Why is Disulfiram Superior to Acamprosate in the Routine Clinical Setting? A Retrospective Long-term Study in 353 Alcohol-dependent Patients

Alexander Diehl; Lisa Ulmer; Jochen Mutschler; Hans Herre; Bertram Krumm; Bernhard Croissant; Karl Mann; Falk Kiefer

Disclosures

Alcohol Alcohol. 2010;45(3):271-277. 

In This Article

Discussion

This retrospective study of pharmacotherapeutic relapse prevention within routine treatment of alcohol dependence suggests that supervised treatment with DSF is more effective than treatment (unsupervised) with ACP, a conclusion supported by the fact that subjects receiving treatment with DSF tended to have had at baseline a longer duration of alcohol dependence, higher amounts of daily alcohol consumption and more previous detoxification treatments than the ACP patients. These baseline differences are not surprising since in Germany as well as in several other countries, DSF is usually not a first choice treatment, which results in a selection of patients with a longer and more unfavourable course of disease. Nevertheless, patients receiving supervised DSF treatment benefited and in fact showed better outcomes than subjects given ACP treatment. More precisely, subjects from the DSF group show longer time to the first alcohol relapse and a higher cumulative alcohol abstinence achieved within outpatient treatment. Furthermore, the rate of participation in the outpatient treatment programme is higher in patients assigned to DSF compared to patients assigned to ACP. Our evaluation in routine care adds to the results of several randomized trials (Carroll et al., 1993; de Sousa and de Sousa, 2004, 2005; Laaksonen et al., 2008), which found that supervised DSF tends to be more effective than ACP or NTX.

It seems probable that these results are due not only to the pharmacotherapy per se but also because of the close monitoring and high-frequency contact between patient and professional, which is necessary for successful treatment with DSF. Indeed, we are not only testing the effect of these pharmacological substances but also differences between the treatment package in which DSF and ACP are usually embedded. The non-pharmacological, psychological parts of these packages differ significantly between DSF and ACP (Ehrenreich and Krampe, 2004). The high-frequency contact with professionals in the supervised DSF concept persists despite more adverse drug reactions in the DSF group. Krampe et al. (2006) reason that a supervised long-term DSF treatment implies a psychological rather than a pharmacological action of DSF.

One may argue that the methodological limitations inherent in retrospective, non-randomized, single-site clinical studies limit the comparability of our data to results of controlled clinical trials. However, these types of treatment correspond to clinical practice that is common at our facility as well as in many facilities in Europe.

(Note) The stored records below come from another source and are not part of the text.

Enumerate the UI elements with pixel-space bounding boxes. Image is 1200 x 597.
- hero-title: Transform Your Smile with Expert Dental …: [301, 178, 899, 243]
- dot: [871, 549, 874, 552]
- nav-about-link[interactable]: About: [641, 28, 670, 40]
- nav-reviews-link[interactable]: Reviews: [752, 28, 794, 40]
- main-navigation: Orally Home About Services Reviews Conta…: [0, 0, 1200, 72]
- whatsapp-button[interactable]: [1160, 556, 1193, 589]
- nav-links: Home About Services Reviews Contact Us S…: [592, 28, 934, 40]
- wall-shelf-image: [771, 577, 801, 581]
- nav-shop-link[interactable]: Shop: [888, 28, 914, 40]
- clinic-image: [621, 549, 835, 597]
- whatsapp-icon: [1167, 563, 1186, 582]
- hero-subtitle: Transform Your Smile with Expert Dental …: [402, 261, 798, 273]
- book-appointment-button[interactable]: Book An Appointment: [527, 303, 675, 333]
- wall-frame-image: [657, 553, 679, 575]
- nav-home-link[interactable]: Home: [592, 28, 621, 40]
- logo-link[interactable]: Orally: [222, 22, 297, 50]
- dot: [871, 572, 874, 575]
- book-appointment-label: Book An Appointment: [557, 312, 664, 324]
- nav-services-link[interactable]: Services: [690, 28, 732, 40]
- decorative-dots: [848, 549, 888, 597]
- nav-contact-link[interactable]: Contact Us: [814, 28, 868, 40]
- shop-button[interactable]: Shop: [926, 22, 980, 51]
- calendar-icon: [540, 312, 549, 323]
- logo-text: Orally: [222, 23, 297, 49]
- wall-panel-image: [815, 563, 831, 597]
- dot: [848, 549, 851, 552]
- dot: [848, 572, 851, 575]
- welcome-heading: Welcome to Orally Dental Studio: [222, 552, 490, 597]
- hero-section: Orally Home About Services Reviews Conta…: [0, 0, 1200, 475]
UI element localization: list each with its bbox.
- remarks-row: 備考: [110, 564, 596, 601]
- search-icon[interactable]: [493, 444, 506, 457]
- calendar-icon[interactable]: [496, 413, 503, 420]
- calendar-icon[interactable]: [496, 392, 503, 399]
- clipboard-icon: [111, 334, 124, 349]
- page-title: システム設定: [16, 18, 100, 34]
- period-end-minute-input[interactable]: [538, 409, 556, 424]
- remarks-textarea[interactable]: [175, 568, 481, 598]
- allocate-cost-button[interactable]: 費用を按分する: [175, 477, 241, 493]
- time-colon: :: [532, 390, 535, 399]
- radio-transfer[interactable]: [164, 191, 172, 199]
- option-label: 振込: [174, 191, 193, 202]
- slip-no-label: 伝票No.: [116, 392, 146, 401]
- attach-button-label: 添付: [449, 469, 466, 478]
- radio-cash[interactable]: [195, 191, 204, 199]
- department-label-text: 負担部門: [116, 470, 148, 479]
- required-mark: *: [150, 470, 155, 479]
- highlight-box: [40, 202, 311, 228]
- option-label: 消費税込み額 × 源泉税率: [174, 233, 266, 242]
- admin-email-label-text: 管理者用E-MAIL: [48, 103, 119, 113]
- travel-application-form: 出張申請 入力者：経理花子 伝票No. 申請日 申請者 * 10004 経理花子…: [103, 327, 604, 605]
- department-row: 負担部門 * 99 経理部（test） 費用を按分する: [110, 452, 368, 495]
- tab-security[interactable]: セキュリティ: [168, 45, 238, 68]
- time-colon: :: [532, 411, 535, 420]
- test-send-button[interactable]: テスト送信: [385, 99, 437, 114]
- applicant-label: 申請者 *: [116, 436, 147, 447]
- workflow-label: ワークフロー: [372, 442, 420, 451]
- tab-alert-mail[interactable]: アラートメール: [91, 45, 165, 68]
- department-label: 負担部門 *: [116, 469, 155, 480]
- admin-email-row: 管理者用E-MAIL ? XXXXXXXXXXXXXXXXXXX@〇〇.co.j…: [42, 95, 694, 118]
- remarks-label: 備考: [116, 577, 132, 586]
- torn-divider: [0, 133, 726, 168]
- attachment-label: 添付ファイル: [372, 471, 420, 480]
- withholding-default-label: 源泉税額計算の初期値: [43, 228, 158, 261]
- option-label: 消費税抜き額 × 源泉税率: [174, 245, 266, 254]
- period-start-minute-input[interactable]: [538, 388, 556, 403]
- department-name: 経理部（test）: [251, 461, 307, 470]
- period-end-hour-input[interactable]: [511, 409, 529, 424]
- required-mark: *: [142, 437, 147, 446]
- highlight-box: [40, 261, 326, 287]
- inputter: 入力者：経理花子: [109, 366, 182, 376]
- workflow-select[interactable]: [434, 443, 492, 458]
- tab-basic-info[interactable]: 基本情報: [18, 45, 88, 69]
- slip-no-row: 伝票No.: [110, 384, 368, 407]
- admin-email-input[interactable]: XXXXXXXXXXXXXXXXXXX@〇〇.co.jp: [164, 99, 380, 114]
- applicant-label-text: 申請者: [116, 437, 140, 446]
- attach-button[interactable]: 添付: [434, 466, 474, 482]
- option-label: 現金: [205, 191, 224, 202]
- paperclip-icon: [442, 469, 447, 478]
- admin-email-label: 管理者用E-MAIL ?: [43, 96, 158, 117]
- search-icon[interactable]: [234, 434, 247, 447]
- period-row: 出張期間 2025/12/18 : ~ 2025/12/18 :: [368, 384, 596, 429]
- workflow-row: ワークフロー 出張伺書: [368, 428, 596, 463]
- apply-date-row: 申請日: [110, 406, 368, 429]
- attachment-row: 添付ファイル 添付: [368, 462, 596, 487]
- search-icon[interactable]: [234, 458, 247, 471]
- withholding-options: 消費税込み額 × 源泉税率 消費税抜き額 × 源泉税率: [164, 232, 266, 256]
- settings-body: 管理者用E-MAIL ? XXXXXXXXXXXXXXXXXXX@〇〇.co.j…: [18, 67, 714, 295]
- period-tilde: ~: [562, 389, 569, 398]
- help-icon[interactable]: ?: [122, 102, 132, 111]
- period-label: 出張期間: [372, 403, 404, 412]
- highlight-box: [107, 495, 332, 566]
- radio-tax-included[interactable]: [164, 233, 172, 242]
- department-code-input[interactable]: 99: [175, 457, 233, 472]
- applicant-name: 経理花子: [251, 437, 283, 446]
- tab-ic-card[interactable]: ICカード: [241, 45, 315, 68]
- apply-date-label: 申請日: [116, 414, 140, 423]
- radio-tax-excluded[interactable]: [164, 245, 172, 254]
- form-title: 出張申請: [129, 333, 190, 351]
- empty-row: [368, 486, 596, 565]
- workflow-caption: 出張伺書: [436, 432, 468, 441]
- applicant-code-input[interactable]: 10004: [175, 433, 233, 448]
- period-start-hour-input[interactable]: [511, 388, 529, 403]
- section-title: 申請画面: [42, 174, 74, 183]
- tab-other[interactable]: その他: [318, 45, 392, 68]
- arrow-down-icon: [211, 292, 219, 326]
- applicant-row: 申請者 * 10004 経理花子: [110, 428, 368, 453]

Besides the presented differences between the DSF and the ACP treatment groups, there may be other differences that we have not measured between the treatment groups as well as between the subjects that participated in the follow-up and those who did not. Although we cannot claim exclusion of confounding variables (in particular we do not have a baseline measure of patients' commitment to abstinence, a factor which might have led more committed patients to request disulfiram), we believe our results may be more practically relevant as well as generalizable than those from purer clinical studies.

Referring to the predictors of outcome, the association between better outcome and younger age and lower vocational education might be due to a willingness to accept the treatment setting. However, these sociodemographic predictors are inconsistent and should not be over-interpreted. From among the medical history and sociodemographic variables that we examined, only the variable 'duration of alcohol dependence' significantly predicted both the primary and secondary outcome measures.

Concordant with our own earlier results (Diehl et al., 2007; Mann et al., 2005), longer duration of alcohol dependence predicted a favourable treatment outcome in the DSF group. In contrast, in the ACP group a shorter duration of alcohol dependence predicted a better outcome. If this opposed association is not only a result of selection effects, predictive impact of the duration of alcohol dependence might enable an allocation to the most promising treatment. An undertaking to attend supervised DSF treatment is probably more readily accepted by patients with a longer duration of alcohol dependence.